海外ミステリ・レビュー

……新旧の積ん読本を崩しつつ

「大統領専用機行方を断つ」ロバート・J・サーリング

予測不能の展開が強烈なサスペンスを伴い読み手を翻弄する1967年発表作。

 第37代合衆国大統領ジェレミー・ヘインズを乗せた大統領専用機が、静養先のパーム・スプリングスへ向かっていた。時は夜間、航空路は荒れ模様だった。機長は管制塔との交信で、雲上へと回避することを告げる。その直後、機影はレーダーから忽然と消えた。場所はアリゾナ山中。急遽大規模な捜索が始まるが、一帯は険しい山岳地のため困難を極めた。事故か、策謀か。いまだ国民にはケネディ暗殺の記憶は生々しく残っており、国内は騒然となる。

大統領専用機は奥深い渓谷に墜落していた。乗員乗客は全て死亡。爆発炎上による死体損傷が激しく、身元確認は困難を極めた。間もなく判明した不可解な事態に米国政府は慄然とする。大統領の遺体だけが発見できない。側近と共にヘインズが搭乗する姿は多くのマスコミ関係者によって視認されていた。専用機は、墜落するまで一度も着陸していない。さらに混乱する要因があった。身元不明の死体。ちょうど大統領専用室の残骸付近で見つかった。だが、搭乗名簿に記載は無く、どこの誰かも判らない。大統領でなければ、この男はいったい何者なのか。そもそも、大統領はどこに消えてしまったのか。

 読者を引き込む魅惑的な謎をいかに創り出すか。序盤での作家の腕の見せ所だ。当然、アイデアがどれだけ驚天動地のものであろうと、辿り着いた真相が荒唐無稽であれば、駄作の烙印を押されるのは必至だ。いかに違和感なく、しかも予想を遙かに超える解明に導くか。本作は、その稀な成功例のひとつといえる。全編に横溢する濃密なスリル、冒頭で広げた大風呂敷を綺麗に畳み込む謎解きの妙、数多い登場人物を一人も無駄にすることなく造型する技倆。何よりも、大胆且つ切れ味の鋭いプロット。つまり、実に完成度の高い傑作なのである。

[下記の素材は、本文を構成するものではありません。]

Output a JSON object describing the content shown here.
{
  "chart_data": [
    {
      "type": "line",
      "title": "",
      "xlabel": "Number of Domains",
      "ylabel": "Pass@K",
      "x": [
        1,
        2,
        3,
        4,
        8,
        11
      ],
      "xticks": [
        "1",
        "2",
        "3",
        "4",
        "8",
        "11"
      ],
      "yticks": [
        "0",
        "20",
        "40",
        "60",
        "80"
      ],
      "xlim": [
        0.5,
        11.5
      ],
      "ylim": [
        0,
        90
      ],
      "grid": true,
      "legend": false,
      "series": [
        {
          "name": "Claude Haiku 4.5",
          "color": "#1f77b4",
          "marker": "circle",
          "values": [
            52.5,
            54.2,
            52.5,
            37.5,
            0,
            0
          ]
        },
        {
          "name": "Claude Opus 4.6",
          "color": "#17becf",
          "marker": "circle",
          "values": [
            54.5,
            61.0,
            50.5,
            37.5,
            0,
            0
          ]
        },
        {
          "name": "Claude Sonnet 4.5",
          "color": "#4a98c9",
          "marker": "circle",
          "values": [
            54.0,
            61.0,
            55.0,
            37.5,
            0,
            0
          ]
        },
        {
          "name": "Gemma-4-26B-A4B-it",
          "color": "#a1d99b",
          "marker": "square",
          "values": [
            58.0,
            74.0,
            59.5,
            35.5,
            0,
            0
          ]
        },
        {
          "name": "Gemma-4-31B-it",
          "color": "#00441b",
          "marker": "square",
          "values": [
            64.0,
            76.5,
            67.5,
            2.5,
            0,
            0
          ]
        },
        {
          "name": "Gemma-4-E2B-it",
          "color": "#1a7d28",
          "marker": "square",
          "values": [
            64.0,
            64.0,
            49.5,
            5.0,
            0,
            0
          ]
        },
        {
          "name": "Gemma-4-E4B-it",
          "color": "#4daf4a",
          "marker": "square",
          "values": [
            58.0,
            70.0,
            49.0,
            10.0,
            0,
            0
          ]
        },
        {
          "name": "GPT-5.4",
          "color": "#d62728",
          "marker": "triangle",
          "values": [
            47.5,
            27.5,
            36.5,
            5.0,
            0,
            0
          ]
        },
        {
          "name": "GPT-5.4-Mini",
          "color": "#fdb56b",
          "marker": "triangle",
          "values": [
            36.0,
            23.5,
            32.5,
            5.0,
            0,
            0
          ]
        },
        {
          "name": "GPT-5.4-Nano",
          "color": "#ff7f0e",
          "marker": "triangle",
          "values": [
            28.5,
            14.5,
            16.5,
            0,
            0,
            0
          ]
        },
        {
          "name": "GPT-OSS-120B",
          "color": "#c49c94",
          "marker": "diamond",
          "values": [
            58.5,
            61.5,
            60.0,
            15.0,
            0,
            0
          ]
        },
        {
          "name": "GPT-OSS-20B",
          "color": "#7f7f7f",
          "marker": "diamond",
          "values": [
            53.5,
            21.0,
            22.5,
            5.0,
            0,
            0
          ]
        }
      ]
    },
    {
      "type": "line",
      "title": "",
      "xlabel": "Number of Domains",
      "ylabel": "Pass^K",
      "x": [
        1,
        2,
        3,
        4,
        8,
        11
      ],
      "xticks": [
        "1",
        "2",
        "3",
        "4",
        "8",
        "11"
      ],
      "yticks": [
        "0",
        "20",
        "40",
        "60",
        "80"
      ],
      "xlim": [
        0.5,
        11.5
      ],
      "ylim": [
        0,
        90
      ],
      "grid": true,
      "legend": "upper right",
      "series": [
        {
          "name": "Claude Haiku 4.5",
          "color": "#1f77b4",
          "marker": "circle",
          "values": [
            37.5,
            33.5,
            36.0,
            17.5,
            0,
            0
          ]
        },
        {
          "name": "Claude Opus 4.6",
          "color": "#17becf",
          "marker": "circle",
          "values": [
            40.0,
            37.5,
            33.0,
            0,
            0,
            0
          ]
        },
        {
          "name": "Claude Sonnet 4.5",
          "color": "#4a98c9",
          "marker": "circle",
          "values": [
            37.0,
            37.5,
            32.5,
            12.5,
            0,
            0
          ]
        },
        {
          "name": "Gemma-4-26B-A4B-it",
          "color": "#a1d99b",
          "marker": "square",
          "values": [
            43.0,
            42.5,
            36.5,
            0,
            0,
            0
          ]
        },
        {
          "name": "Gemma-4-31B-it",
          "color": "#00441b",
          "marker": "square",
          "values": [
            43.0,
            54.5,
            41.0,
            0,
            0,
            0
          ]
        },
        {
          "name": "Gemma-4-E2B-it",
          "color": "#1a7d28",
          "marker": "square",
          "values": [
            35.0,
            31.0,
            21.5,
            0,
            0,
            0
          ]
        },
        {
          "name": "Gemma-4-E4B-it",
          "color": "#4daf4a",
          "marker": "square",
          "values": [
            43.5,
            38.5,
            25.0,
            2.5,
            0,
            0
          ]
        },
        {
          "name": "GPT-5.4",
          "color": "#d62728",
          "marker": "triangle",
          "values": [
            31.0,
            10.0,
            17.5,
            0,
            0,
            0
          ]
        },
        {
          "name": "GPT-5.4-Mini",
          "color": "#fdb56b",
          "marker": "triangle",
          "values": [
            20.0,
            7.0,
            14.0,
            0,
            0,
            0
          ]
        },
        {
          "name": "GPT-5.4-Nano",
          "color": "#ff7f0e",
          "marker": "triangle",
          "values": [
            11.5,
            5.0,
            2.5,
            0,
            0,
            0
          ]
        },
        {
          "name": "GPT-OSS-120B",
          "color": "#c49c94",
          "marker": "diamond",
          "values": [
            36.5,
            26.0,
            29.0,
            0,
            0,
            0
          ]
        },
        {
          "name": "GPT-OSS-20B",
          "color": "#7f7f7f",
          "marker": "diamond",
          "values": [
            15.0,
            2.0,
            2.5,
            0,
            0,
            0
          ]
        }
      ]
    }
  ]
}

物語は、主に二つの視点で展開する。ひとつは、米国政府内部の動き。大統領ヘインズは、不穏な国際情勢の真っ只中で新たな戦争に突入しかねない瀬戸際に立たされていた。台頭する中国の脅威。どう動くか読めないソ連の思惑。核戦争勃発寸前という未曾有の危機。そんな中で、国家の最高責任者の生死が不明なまま、権力欲だけは一人前の凡庸な副大統領が代行する役目を担う。この男が慢心して暴走する結果となるのは明らかだった。

もうひとつは、消えた大統領の謎を独自に探り始めた通信社IPSの動き。事故直前までのヘインズの行動を掘り起こし、事件の内幕に徐々に迫っていく。このパートこそ、本作の読みどころとなる。作者サーリングは元UPI通信社の航空担当記者で、培った経験と専門知識を存分に発揮し、敏腕記者らの生彩溢れる奮闘ぶりをリアリティ豊かに描き出している。彼らは地道に関係者にあたって事実を拾い集め、矛盾に着目し、嘘と真実を見極め、パズルのピースを嵌めていく。前代未聞の大スクープ。それは、徐々に形になり始めていた。

特に主人公を設けていないのだが、怒濤の勢いで進行するストーリーは、時に迫真のドキュメントタッチで緊張感を煽り、時に記者らの仕事に懸ける情熱を活写して物語に厚みを加え、クライマックスまで疾走する。終盤近くまで、消えた大統領の謎が解明されないという構成も凄い。遂に明かされる全貌。その鮮やかな手並み。ミステリの真髄が、ここにある。